According to the Planters' Association of Ceylon, Sri Lanka pays its tea workers more than other major tea producing nations like China, India and Kenya. Nevertheless, the tea workers remain mired in poverty.
Tea workers periodically pursue collective agreements with Sri Lankan authorities, with little results.
Frustrated with their stagnant wages and the constant increase in the cost of living, workers have organized protests to demand a fair wage.
Tens of thousands of plantation workers throughout Sri Lanka have united in recent years to demand a minimum wage of 1,000 rupees a day (about €5). The "1000 Movement" is one of the largest mobilizations of Sri Lankan workers.
The last agreement between workers and owners was in October 2018. Companies refused the demand for 1,000 rupees daily. A wage increase from 500 to 700 rupees was tentatively agreed to, although the agreement still needs to be signed by the tea companies.
However, taking into account attendance and productivity incentives, the old wage was actually 730 rupees, say workers. These incentives were removed under the new 750 rupees agreement, resulting in an actual increase in wages of only 20 rupees (about 10 cents).
There are few people advocating for the plantation workers, and their living wage remains below €5 a day.
The first thing Palani does when she gets home is greet her 9-month-old granddaughter. Her face lights up when she holds her in her arms, as if that's all she needs to recover from a hard day at work.
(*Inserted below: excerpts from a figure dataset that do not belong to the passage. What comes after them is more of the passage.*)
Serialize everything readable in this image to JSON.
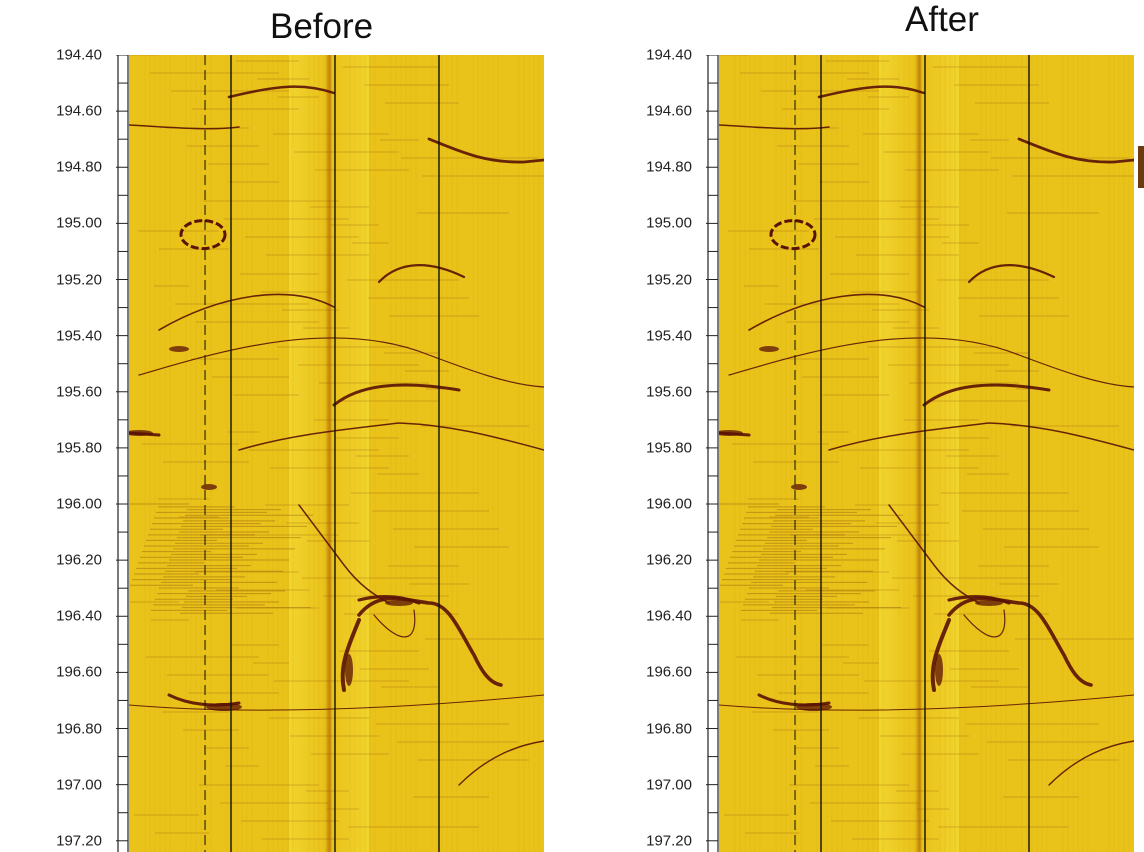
{
  "panels": [
    {
      "title": "Before",
      "variant": "before"
    },
    {
      "title": "After",
      "variant": "after"
    }
  ],
  "depth_axis": {
    "labels": [
      "194.40",
      "194.60",
      "194.80",
      "195.00",
      "195.20",
      "195.40",
      "195.60",
      "195.80",
      "196.00",
      "196.20",
      "196.40",
      "196.60",
      "196.80",
      "197.00",
      "197.20"
    ],
    "values": [
      194.4,
      194.6,
      194.8,
      195.0,
      195.2,
      195.4,
      195.6,
      195.8,
      196.0,
      196.2,
      196.4,
      196.6,
      196.8,
      197.0,
      197.2
    ],
    "range": [
      194.4,
      197.24
    ],
    "minor_ticks_per_major": 2
  },
  "colors": {
    "background": "#ffffff",
    "image_yellow": "#e9c21a",
    "image_light": "#f2d630",
    "image_dark": "#c78a0c",
    "feature": "#5a1206",
    "track_line": "#111111"
  }
}
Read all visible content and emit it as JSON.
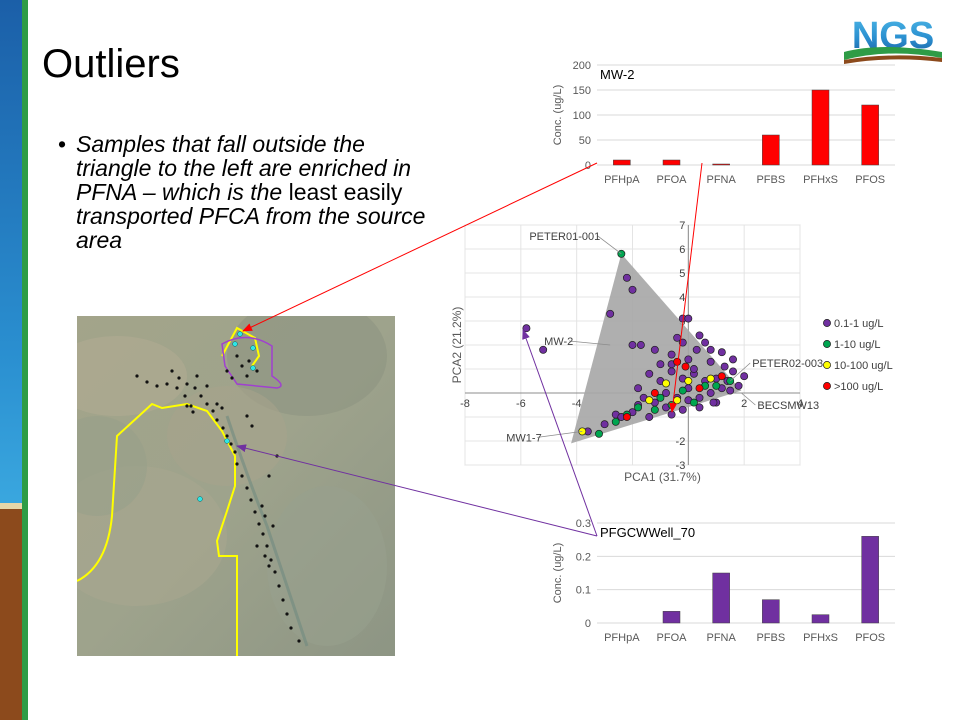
{
  "slide": {
    "title": "Outliers",
    "bullet": {
      "italic_part1": "Samples that fall outside the triangle to the left are enriched in PFNA – which is the",
      "plain_part": " least easily ",
      "italic_part2": "transported PFCA from the source area"
    },
    "logo_text": "NGS"
  },
  "colors": {
    "sidebar_blue": "#2a8fd0",
    "sidebar_green": "#2e9c46",
    "sidebar_brown": "#8c4a1c",
    "bar_red": "#ff0000",
    "bar_purple": "#7030a0",
    "legend_purple": "#7030a0",
    "legend_green": "#00a550",
    "legend_yellow": "#ffff00",
    "legend_red": "#ff0000",
    "map_boundary": "#ffff00",
    "map_boundary2": "#a040d0"
  },
  "chart_data": [
    {
      "type": "bar",
      "title": "MW-2",
      "categories": [
        "PFHpA",
        "PFOA",
        "PFNA",
        "PFBS",
        "PFHxS",
        "PFOS"
      ],
      "values": [
        10,
        10,
        2,
        60,
        150,
        120
      ],
      "ylabel": "Conc. (ug/L)",
      "ylim": [
        0,
        200
      ],
      "yticks": [
        0,
        50,
        100,
        150,
        200
      ],
      "color": "#ff0000",
      "grid": true
    },
    {
      "type": "scatter",
      "xlabel": "PCA1 (31.7%)",
      "ylabel": "PCA2 (21.2%)",
      "xlim": [
        -8,
        4
      ],
      "ylim": [
        -3,
        7
      ],
      "xticks": [
        -8,
        -6,
        -4,
        -2,
        0,
        2,
        4
      ],
      "xtick_labels": [
        "-8",
        "-6",
        "-4",
        "",
        "",
        "2",
        "4"
      ],
      "yticks": [
        -3,
        -2,
        -1,
        0,
        1,
        2,
        3,
        4,
        5,
        6,
        7
      ],
      "ytick_labels": [
        "-3",
        "-2",
        "",
        "",
        "",
        "",
        "3",
        "4",
        "5",
        "6",
        "7"
      ],
      "grid": true,
      "legend_position": "right",
      "triangle": [
        [
          -2.4,
          5.8
        ],
        [
          -4.2,
          -2.1
        ],
        [
          1.9,
          0.1
        ]
      ],
      "series": [
        {
          "name": "0.1-1 ug/L",
          "color": "#7030a0",
          "points": [
            [
              -5.8,
              2.7
            ],
            [
              -5.2,
              1.8
            ],
            [
              -2.2,
              4.8
            ],
            [
              -2.0,
              4.3
            ],
            [
              -2.8,
              3.3
            ],
            [
              -2.0,
              2.0
            ],
            [
              -1.7,
              2.0
            ],
            [
              -1.2,
              1.8
            ],
            [
              -0.2,
              3.1
            ],
            [
              0.0,
              3.1
            ],
            [
              -0.4,
              2.3
            ],
            [
              0.4,
              2.4
            ],
            [
              0.6,
              2.1
            ],
            [
              0.3,
              1.8
            ],
            [
              1.2,
              1.7
            ],
            [
              1.6,
              1.4
            ],
            [
              2.0,
              0.7
            ],
            [
              1.8,
              0.3
            ],
            [
              -0.6,
              1.6
            ],
            [
              -1.4,
              0.8
            ],
            [
              -1.0,
              0.5
            ],
            [
              -0.6,
              0.9
            ],
            [
              -0.2,
              0.6
            ],
            [
              0.2,
              0.8
            ],
            [
              0.6,
              0.5
            ],
            [
              1.0,
              0.6
            ],
            [
              1.4,
              0.5
            ],
            [
              -1.6,
              -0.2
            ],
            [
              -1.2,
              -0.4
            ],
            [
              -0.8,
              0.0
            ],
            [
              -0.4,
              -0.2
            ],
            [
              0.0,
              -0.3
            ],
            [
              0.4,
              -0.2
            ],
            [
              0.8,
              0.0
            ],
            [
              1.2,
              0.2
            ],
            [
              -2.6,
              -0.9
            ],
            [
              -2.0,
              -0.8
            ],
            [
              -1.4,
              -1.0
            ],
            [
              -0.8,
              -0.6
            ],
            [
              -0.2,
              -0.7
            ],
            [
              0.4,
              -0.6
            ],
            [
              1.0,
              -0.4
            ],
            [
              -3.6,
              -1.6
            ],
            [
              -3.0,
              -1.3
            ],
            [
              -2.4,
              -1.0
            ],
            [
              -0.6,
              1.2
            ],
            [
              0.0,
              1.4
            ],
            [
              0.8,
              1.3
            ],
            [
              -1.0,
              1.2
            ],
            [
              0.2,
              1.0
            ],
            [
              1.6,
              0.9
            ],
            [
              -0.6,
              -0.9
            ],
            [
              -1.8,
              -0.5
            ],
            [
              1.5,
              0.1
            ],
            [
              -0.2,
              2.1
            ],
            [
              0.8,
              1.8
            ],
            [
              1.3,
              1.1
            ],
            [
              -1.8,
              0.2
            ],
            [
              0.0,
              0.2
            ],
            [
              0.9,
              -0.4
            ]
          ]
        },
        {
          "name": "1-10 ug/L",
          "color": "#00a550",
          "points": [
            [
              -2.4,
              5.8
            ],
            [
              -3.2,
              -1.7
            ],
            [
              -2.6,
              -1.2
            ],
            [
              -2.2,
              -0.9
            ],
            [
              -1.8,
              -0.6
            ],
            [
              -1.2,
              -0.7
            ],
            [
              -0.6,
              -0.5
            ],
            [
              -0.2,
              0.1
            ],
            [
              0.6,
              0.3
            ],
            [
              1.0,
              0.3
            ],
            [
              1.5,
              0.5
            ],
            [
              0.2,
              -0.4
            ],
            [
              -1.0,
              -0.2
            ]
          ]
        },
        {
          "name": "10-100 ug/L",
          "color": "#ffff00",
          "points": [
            [
              -3.8,
              -1.6
            ],
            [
              -0.8,
              0.4
            ],
            [
              0.0,
              0.5
            ],
            [
              0.8,
              0.6
            ],
            [
              -0.4,
              -0.3
            ],
            [
              -1.4,
              -0.3
            ]
          ]
        },
        {
          "name": ">100 ug/L",
          "color": "#ff0000",
          "points": [
            [
              -2.2,
              -1.0
            ],
            [
              -0.4,
              1.3
            ],
            [
              -0.1,
              1.1
            ],
            [
              0.4,
              0.2
            ],
            [
              1.2,
              0.7
            ],
            [
              -1.2,
              0.0
            ]
          ]
        }
      ],
      "annotations": [
        {
          "text": "PETER01-001",
          "x": -2.4,
          "y": 5.8
        },
        {
          "text": "MW-2",
          "x": -2.8,
          "y": 2.0
        },
        {
          "text": "PETER02-003",
          "x": 1.5,
          "y": 0.5
        },
        {
          "text": "MW1-7",
          "x": -3.8,
          "y": -1.6
        },
        {
          "text": "BECSMW13",
          "x": 1.9,
          "y": 0.0
        }
      ]
    },
    {
      "type": "bar",
      "title": "PFGCWWell_70",
      "categories": [
        "PFHpA",
        "PFOA",
        "PFNA",
        "PFBS",
        "PFHxS",
        "PFOS"
      ],
      "values": [
        0,
        0.035,
        0.15,
        0.07,
        0.025,
        0.26
      ],
      "ylabel": "Conc. (ug/L)",
      "ylim": [
        0,
        0.3
      ],
      "yticks": [
        0,
        0.1,
        0.2,
        0.3
      ],
      "ytick_labels": [
        "0",
        "0.1",
        "0.2",
        "0.3"
      ],
      "color": "#7030a0",
      "grid": true
    }
  ]
}
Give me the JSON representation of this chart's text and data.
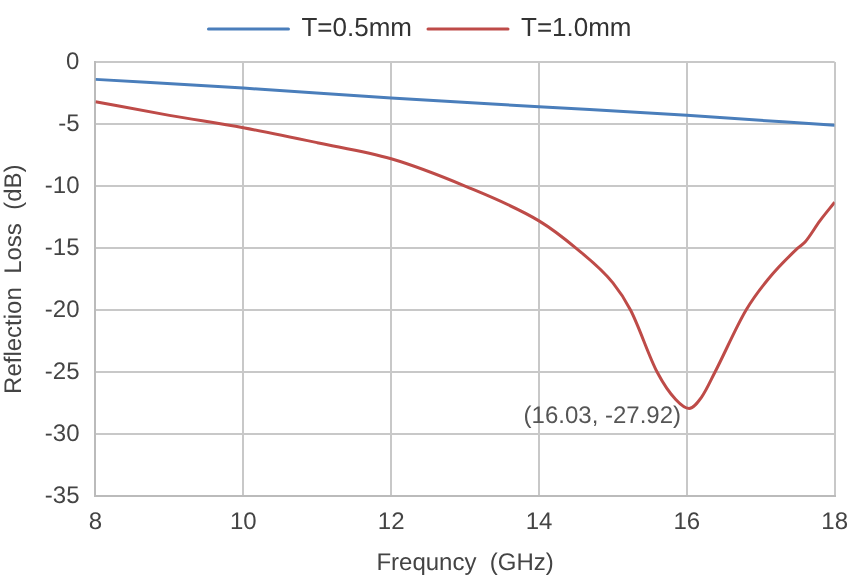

"She's the little doll in the house," Palani says happily. She leaves her for a second to change clothes, wash up and eat some curried rice, and goes back to playing with her.
"I don't like what I do, it's very hard work," says Palani with a half-smile. "But I am very happy, because after seven generations, I will be the last in my family who will have to work on the tea plantation."
Editor's note: This article has been amended to include statements from the Planters' Association of Ceylon, a tea industry interest group.